Some of these activities can be incorporated into normal daily activities, such as preparing and eating meals, always remembering to use the correct mathematical vocabulary.
Essential Prior Knowledge
A whole (cake, pizza etc) can be cut into any number of pieces.
Know what the word equal means.
Have an understanding of fairness (this will probably come from real life experiences).
While preparing food, give your child the opportunity to cut or share food into halves.
Talk about how each half must be the same size, or equal, otherwise it would not be fair.
Encourage your child to identify the whole thing and each half.
Try this activity with different shaped food for example, pizza, bar cake, bars of chocolate or bread thins.
Show your child a pizza that has been cut into eight equal pieces and put on a plate in a non-circular arrangement.
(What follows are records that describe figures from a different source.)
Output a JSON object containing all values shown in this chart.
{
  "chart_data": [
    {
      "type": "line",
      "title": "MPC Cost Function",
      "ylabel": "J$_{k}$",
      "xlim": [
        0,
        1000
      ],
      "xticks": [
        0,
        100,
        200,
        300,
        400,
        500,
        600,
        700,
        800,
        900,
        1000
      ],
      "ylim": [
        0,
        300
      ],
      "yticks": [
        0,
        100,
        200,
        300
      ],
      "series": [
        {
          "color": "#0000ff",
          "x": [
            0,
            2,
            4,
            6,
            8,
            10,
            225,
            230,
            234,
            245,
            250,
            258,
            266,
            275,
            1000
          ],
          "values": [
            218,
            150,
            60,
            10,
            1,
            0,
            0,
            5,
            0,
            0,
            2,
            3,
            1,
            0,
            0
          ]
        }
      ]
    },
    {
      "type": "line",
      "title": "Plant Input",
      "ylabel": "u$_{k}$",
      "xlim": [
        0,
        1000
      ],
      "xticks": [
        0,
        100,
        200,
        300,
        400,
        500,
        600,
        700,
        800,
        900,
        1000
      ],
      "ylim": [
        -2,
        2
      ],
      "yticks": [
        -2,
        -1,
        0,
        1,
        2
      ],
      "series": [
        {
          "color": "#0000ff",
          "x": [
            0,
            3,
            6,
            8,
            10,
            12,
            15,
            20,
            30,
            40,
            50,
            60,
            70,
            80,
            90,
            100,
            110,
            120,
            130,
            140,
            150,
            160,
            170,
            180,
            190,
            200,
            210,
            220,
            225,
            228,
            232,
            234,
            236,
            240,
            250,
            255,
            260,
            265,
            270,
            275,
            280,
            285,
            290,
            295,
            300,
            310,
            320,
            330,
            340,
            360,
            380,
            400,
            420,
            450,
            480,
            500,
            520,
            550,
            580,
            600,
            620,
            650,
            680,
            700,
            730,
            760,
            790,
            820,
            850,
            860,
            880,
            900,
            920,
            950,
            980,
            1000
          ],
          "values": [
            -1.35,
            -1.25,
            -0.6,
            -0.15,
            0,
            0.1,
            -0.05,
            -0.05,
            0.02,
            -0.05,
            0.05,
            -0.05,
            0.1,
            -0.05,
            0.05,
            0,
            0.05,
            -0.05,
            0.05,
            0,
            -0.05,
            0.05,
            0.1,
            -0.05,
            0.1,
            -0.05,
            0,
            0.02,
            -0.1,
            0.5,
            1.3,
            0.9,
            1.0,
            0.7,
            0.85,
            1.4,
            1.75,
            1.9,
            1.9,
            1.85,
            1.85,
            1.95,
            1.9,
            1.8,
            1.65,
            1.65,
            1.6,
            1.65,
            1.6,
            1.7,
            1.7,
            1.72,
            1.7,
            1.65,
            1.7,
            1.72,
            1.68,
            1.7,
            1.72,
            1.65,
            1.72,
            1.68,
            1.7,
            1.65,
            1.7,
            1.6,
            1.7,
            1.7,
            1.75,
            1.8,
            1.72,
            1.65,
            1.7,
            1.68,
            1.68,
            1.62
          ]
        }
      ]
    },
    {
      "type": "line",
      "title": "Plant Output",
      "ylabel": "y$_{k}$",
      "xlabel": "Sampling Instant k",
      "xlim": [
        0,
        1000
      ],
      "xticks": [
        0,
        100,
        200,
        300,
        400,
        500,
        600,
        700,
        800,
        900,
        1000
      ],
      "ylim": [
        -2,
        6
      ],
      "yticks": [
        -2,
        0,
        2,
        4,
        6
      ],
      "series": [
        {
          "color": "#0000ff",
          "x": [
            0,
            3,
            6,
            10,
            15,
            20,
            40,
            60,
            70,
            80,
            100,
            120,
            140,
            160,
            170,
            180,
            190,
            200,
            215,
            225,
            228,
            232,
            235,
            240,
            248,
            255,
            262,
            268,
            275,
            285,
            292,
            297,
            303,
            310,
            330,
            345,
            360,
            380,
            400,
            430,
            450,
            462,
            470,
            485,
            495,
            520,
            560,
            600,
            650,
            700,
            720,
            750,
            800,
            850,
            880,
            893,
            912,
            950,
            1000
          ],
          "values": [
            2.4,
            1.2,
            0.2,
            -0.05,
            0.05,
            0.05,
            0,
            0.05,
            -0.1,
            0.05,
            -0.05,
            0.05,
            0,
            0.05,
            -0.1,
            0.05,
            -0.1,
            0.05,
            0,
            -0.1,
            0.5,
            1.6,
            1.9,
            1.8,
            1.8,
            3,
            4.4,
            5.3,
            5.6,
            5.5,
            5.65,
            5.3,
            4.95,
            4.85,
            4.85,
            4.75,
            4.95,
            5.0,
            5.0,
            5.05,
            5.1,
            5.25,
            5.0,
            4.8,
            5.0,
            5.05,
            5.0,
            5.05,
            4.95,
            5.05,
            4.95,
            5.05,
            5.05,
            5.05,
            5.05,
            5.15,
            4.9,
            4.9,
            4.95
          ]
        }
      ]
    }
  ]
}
Ask your child to share it into two halves.
If your child is interested in football, or other team sports, make a selection of photos of famous players (an even number) and take turns to make a selection to make your own team. How many do you each have? Is it the same number?
Set up a teddy bears picnic with two toys and get your child to halve the food between the two toys. Make sure he/she halves the food equally between the two toys so each toy gets the same amount so it's fair.
Give your child some different shaped paper, squares, oblongs, circles, and ask him/her to fold them in half. Look at the two halves. Are they the same size?
Ask your child to choose two different coloured crayons and carefully colour each half using a different crayon.
Give your child two purses and some pennies (even number up to ten) and ask him/her to halve them between the two purses. Is there an equal number? How many pennies are in each purse? Is it fair?